YOUNGSTOWN Fox airs 1st part of rep's interview

'You better beat me on appeal, or there will be no IRS,' the congressman said.
YOUNGSTOWN -- A defiant and rambling U.S. Rep. James A. Traficant Jr. repeated his assertions that the federal government put him on trial a second time because it wanted to avenge its loss in the courtroom in his 1983 racketeering case.
"I'm the only one that had ever beaten them, and they had to clean the slate," he told Greta Van Susteren in a Fox News "On the Record" TV interview taped in the Mahoning Valley over the weekend -- the first segment of which aired Monday evening. Part two will air tonight and part three Wednesday.
In the recently completed federal racketeering trial in Cleveland, in which a jury convicted him on all 10 counts, Traficant complained that Judge Lesley Brooks Wells excluded nine of the tapes he tried to enter into evidence and wouldn't let nine of his witnesses testify before the jury.
Van Susteren, who landed the first national interview with Traficant since his conviction, said her goal during their discussion was to give the controversial congressman a chance to speak his mind.
"He's a chatty guy. Some people you interview, it's like pulling teeth. The congressman had a lot to say, he said it, and I'll let the viewers decide" what to believe, she said.
Answering charges
Responding to the charge that he had congressional staff members work on his Greenford horse farm on government time, Traficant said they did so voluntarily on their own time. He said the case against him was fomented by a few disgruntled staff members upset with some of his hirings.
Traficant, who faces possible expulsion from Congress because of his racketeering conviction, said the government presented "no wiretaps, no bugs, no physical evidence," and not a single fingerprint from him was found on 972 documents presented in the case.
He also said people have been reluctant to contribute to his re-election campaigns for fear of being targeted by the IRS for an audit.
"You better beat me on appeal, or there will be no IRS. And I'm not afraid of the IRS. They can go to hell ... and I'm going to take my own appeal all the way. I'm not afraid to go to jail," said Traficant.
Pet issues
During the wide-ranging interview, Traficant mentioned some of the issues that have been the hallmarks of his populist agenda: abolition of the IRS and his warnings about the threats posed by China and the wave of illegal aliens crossing from Mexico into the United States.
Van Susteren said the interview is being shown over three days because Traficant has a lot to say and because there are other important national issues that deserve attention on her show.

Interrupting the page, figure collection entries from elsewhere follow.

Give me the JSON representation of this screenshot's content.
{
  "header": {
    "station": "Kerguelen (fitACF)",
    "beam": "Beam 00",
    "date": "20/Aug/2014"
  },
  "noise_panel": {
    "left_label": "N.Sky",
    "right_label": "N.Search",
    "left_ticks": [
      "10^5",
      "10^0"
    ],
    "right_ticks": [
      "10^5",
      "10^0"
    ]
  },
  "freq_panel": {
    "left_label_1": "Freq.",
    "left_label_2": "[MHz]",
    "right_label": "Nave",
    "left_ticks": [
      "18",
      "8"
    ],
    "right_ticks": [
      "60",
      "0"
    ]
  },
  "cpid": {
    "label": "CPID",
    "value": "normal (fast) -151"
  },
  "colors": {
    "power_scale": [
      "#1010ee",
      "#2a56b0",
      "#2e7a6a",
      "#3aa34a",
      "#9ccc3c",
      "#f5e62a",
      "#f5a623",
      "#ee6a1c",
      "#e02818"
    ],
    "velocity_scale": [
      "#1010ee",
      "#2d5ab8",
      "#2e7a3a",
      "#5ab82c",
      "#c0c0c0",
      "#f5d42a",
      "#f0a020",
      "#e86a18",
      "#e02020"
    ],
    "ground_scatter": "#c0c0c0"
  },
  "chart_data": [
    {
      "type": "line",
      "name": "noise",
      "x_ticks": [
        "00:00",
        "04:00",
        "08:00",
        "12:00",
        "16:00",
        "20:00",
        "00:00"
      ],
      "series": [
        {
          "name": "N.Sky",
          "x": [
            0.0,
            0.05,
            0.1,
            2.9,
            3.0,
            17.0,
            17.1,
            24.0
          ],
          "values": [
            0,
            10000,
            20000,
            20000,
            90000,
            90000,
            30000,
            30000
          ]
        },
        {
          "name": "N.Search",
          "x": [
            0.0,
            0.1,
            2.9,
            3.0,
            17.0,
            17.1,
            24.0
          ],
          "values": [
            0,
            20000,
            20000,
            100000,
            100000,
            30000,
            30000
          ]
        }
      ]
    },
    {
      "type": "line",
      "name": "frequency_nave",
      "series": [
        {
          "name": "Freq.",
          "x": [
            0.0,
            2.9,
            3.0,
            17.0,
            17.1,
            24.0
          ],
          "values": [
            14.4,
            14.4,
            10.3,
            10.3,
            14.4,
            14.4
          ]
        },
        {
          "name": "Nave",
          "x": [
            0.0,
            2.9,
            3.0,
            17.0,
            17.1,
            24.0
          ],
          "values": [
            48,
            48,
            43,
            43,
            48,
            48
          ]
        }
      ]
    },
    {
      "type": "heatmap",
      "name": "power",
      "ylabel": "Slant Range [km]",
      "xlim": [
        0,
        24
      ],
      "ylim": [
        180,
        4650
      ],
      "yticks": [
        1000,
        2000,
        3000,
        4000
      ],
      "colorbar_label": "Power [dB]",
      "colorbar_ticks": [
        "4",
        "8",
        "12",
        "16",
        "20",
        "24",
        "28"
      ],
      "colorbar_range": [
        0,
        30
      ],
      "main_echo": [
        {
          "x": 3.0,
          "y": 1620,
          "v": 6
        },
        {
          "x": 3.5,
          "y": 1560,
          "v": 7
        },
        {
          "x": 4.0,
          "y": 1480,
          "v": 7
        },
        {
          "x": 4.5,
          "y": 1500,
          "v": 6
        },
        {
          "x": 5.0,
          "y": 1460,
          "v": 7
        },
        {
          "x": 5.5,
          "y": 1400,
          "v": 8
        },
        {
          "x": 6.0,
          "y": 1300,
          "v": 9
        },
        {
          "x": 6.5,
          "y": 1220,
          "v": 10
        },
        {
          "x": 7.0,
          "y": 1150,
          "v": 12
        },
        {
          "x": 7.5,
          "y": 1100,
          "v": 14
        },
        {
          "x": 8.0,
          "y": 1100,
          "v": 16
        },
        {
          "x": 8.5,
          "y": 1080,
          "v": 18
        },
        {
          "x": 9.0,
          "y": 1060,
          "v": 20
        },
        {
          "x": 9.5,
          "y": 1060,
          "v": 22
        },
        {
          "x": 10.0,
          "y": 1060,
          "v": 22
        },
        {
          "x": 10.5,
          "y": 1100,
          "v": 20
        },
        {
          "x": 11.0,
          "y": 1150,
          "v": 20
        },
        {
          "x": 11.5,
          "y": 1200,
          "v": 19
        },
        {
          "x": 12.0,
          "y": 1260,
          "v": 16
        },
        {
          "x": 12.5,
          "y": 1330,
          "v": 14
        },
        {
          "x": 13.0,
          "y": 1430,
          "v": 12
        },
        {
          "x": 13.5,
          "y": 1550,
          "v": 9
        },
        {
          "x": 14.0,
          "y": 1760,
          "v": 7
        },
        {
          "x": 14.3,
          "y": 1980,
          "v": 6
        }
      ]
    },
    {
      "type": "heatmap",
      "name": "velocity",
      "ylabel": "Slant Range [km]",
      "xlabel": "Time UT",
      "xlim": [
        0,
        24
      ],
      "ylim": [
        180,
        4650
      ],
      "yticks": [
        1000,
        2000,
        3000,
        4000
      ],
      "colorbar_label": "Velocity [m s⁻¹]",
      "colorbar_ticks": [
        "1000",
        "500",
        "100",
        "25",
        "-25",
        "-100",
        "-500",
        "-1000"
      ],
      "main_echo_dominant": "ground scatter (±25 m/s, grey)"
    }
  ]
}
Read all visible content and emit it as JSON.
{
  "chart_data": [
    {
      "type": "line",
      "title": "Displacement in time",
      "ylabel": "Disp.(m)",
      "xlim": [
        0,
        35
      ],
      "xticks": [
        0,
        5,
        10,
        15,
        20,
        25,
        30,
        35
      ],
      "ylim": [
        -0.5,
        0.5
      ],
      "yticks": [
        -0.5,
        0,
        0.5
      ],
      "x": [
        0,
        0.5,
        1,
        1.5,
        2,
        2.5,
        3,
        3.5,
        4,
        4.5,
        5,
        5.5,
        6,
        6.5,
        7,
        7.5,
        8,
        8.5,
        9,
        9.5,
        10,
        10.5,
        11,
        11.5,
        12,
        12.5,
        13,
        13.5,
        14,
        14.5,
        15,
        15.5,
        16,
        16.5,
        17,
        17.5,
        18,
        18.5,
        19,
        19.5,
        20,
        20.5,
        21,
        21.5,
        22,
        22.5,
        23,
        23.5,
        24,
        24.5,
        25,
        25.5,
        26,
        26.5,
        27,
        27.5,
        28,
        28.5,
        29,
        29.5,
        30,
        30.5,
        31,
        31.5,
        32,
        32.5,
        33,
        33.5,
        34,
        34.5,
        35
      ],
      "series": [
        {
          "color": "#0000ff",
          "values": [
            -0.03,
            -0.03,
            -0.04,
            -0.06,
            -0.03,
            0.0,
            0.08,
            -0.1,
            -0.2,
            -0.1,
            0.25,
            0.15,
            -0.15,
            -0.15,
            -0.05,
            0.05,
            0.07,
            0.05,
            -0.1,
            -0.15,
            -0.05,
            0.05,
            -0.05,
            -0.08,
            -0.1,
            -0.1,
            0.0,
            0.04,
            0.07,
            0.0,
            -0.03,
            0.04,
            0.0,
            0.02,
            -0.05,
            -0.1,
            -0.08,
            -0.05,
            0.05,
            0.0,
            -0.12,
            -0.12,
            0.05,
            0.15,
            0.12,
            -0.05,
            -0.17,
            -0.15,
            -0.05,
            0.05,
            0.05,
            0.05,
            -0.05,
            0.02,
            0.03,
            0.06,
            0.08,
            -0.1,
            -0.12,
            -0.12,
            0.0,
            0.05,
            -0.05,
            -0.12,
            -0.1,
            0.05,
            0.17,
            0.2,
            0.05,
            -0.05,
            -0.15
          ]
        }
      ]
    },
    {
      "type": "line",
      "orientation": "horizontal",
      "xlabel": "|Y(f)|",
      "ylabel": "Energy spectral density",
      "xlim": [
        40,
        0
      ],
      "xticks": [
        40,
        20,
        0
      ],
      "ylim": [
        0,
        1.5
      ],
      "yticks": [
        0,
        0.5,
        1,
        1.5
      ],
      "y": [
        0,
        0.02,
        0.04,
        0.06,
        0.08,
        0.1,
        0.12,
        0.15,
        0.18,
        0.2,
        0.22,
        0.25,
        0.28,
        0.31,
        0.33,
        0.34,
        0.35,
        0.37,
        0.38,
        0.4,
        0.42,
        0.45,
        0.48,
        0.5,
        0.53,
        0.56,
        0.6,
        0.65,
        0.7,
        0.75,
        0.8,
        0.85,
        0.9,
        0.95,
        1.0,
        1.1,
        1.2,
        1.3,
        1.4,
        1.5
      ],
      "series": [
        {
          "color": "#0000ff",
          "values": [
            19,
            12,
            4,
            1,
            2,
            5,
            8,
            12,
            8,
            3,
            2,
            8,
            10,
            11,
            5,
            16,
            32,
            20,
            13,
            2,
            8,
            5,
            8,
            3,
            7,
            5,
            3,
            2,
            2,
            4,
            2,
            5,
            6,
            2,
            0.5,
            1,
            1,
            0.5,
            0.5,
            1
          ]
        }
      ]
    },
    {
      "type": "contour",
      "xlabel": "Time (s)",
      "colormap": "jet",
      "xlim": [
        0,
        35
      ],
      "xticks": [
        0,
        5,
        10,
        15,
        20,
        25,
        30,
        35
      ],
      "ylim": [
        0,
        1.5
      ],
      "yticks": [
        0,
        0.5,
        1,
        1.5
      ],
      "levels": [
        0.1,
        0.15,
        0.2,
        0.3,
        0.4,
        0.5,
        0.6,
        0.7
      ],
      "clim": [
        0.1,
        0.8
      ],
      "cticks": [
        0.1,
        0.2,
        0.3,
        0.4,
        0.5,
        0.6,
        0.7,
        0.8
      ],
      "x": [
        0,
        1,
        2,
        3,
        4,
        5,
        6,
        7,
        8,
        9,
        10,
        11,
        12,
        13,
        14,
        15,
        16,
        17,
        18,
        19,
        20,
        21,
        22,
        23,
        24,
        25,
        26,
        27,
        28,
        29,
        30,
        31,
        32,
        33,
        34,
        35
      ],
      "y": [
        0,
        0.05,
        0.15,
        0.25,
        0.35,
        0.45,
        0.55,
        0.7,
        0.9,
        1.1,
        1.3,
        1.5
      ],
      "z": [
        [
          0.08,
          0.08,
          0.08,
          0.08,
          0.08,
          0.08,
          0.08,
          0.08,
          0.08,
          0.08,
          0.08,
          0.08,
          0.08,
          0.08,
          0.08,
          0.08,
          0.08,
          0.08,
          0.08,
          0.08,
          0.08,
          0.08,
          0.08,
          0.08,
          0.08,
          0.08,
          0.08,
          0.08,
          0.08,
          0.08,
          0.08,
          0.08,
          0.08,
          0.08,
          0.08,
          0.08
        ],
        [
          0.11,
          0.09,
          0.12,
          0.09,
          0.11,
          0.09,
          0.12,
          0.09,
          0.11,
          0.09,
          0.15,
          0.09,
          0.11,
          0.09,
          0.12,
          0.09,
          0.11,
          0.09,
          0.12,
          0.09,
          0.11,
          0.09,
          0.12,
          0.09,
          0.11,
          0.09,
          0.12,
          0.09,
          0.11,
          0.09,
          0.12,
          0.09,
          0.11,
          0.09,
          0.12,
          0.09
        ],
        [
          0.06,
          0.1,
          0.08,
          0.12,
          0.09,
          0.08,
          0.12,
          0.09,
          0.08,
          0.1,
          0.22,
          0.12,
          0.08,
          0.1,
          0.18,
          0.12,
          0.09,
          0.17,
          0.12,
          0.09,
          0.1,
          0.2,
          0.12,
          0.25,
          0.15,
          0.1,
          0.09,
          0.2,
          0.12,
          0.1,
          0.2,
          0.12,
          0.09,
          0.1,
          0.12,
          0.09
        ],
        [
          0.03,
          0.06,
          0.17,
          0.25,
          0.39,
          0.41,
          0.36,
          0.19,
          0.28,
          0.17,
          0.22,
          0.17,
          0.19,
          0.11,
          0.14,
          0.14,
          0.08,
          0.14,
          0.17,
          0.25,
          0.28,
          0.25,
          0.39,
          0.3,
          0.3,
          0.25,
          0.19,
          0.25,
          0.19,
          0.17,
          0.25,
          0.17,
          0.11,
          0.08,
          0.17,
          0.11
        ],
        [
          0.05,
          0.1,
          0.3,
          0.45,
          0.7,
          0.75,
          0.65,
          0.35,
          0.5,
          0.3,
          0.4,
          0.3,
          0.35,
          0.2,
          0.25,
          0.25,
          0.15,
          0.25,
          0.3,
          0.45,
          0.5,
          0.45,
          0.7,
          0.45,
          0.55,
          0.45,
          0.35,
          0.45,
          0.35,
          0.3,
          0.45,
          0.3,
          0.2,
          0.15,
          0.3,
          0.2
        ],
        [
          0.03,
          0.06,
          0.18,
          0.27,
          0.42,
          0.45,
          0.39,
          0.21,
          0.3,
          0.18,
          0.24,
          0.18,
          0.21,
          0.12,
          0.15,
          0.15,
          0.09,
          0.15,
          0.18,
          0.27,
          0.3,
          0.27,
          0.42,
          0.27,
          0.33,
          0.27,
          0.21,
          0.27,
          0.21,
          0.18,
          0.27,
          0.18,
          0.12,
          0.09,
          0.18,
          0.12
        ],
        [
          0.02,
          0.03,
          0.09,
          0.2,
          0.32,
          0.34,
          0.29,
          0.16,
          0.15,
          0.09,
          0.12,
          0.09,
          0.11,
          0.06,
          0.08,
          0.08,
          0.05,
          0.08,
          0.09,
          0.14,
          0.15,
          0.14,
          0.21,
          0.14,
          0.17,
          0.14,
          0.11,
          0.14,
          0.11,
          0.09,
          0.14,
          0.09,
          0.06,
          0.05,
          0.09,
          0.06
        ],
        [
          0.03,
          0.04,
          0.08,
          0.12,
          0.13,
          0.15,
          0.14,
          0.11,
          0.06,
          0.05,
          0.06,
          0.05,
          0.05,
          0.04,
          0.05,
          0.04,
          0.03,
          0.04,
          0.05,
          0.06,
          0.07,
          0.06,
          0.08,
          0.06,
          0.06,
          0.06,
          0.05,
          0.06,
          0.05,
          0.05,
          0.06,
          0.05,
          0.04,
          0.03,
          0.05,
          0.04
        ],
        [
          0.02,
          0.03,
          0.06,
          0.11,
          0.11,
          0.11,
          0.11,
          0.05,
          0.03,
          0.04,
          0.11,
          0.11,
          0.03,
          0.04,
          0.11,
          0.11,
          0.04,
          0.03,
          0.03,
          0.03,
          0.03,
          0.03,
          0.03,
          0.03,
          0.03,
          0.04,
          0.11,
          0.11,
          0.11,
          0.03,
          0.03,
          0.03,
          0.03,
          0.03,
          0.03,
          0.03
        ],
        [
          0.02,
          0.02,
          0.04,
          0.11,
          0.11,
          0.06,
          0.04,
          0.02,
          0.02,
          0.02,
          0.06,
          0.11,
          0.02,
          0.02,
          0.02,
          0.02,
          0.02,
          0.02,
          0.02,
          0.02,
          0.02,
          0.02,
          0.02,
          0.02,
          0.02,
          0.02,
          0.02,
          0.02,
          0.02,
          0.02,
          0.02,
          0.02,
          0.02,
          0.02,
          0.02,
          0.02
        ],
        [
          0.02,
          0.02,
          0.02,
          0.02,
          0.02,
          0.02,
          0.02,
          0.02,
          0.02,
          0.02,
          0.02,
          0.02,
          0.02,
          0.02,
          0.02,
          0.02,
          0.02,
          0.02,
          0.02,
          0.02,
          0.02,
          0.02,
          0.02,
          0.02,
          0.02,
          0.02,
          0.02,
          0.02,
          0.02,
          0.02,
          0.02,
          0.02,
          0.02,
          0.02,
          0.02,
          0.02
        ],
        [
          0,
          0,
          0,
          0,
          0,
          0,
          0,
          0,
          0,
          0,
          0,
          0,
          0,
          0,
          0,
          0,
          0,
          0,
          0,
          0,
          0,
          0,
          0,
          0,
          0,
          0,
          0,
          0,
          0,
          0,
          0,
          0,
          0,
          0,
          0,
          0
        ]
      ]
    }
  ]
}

Traficant has appeared numerous times on Fox News Channel shows, but this was his first interview with Van Susteren, a former attorney.
She said she personally called Traficant's office seeking the interview. She opted to travel Saturday to Youngstown to talk to Traficant because "it's harder to do satellite interviews."
Van Susteren wanted to spend some time in Youngstown checking out the sites, but the limited number of airline flights from Pittsburgh to Washington forced her to get out of town rather quickly.
Constituents' attitude
"But during the brief time I talked to people in Youngstown, they said they really liked him and he really fought for the little guy," she said. "I thought that was interesting. I almost got the sense it would not surprise me if he gave someone a good run for his money in the next election if he was able to run and he did run."
Van Susteren said she asked Traficant about the case, its outcome, his future and "his thoughts on bigger-picture issues."
"We talked about the trial, and I asked about his thoughts of going to prison and things like that," she said. "He said he's not afraid, but I don't think he wants to go. He thinks he's a victim of the system and he feels the overwhelming weight of the government."
Traficant, who often uses colorful language, used only a small amount of profanity during the interview, which Van Susteren said was no big deal.
"He was a gentleman but very passionate," she said. "There's nothing different than what you've seen before in terms of that. Frankly, I thought he was a little lower key than some of the stuff I've seen in the past."